- Developer(s): Artech Digital Entertainment
- Publisher(s): Three-Sixty Pacific
- Designer(s): Paul Butler Rick Banks
- Platform(s): MS-DOS, Amiga
- Release: Amiga NA: 1990; MS-DOS NA: 1991;
- Genre(s): Submarine simulator
- Mode(s): Single-player

= Das Boot (video game) =

1990 submarine simulator game

Das Boot: German U-boat Simulation is a submarine simulator video game designed by Paul Butler and Rick Banks and published in 1990 for Amiga and MS-DOS by Three-Sixty Pacific. The game was inspired by the 1973 novel Das Boot and its 1981 German film adaptation.

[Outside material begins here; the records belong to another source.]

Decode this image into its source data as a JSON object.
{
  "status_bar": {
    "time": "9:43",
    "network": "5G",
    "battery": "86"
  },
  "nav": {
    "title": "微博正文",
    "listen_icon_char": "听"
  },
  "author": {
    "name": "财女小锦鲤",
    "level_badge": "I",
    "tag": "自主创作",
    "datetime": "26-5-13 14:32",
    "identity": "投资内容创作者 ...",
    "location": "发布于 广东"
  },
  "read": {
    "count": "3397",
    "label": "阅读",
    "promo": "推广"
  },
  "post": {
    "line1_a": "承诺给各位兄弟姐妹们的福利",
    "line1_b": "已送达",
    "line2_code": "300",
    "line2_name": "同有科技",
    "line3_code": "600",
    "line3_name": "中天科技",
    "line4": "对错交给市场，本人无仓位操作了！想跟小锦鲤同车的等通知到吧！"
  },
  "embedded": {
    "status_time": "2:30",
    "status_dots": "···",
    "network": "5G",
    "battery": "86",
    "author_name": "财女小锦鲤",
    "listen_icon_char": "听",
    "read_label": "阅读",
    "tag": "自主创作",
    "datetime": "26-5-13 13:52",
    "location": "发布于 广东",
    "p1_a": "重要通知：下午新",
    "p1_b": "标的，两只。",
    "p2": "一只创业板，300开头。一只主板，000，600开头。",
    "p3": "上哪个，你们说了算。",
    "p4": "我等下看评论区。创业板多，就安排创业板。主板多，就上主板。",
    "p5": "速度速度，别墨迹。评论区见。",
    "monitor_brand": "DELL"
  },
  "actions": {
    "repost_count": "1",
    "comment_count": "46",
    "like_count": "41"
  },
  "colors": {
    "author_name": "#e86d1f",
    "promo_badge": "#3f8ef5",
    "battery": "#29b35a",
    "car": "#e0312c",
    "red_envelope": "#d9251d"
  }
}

The player takes command of a German Type VII U-boat and plays missions against the Allies which involve combat against aircraft, anti-submarine warships, and other submarines. The game was touted to feature 256 VGA Color, 3D Views, and historical realism.

==Release==
The MS-DOS version was released on 3.5" floppy disks and came packaged with a copy of the novel of the same name.

==Reception==
Computer Gaming World in 1991 panned the game as a serious submarine simulator, noting several issues such a frustrating user interface, unrealistic mechanics, and limited information presented to the player compared to other games of the same genre. The magazine did, however, praise the game as an arcade-shoot-'em-up but warned fans of the movie to avoid the game.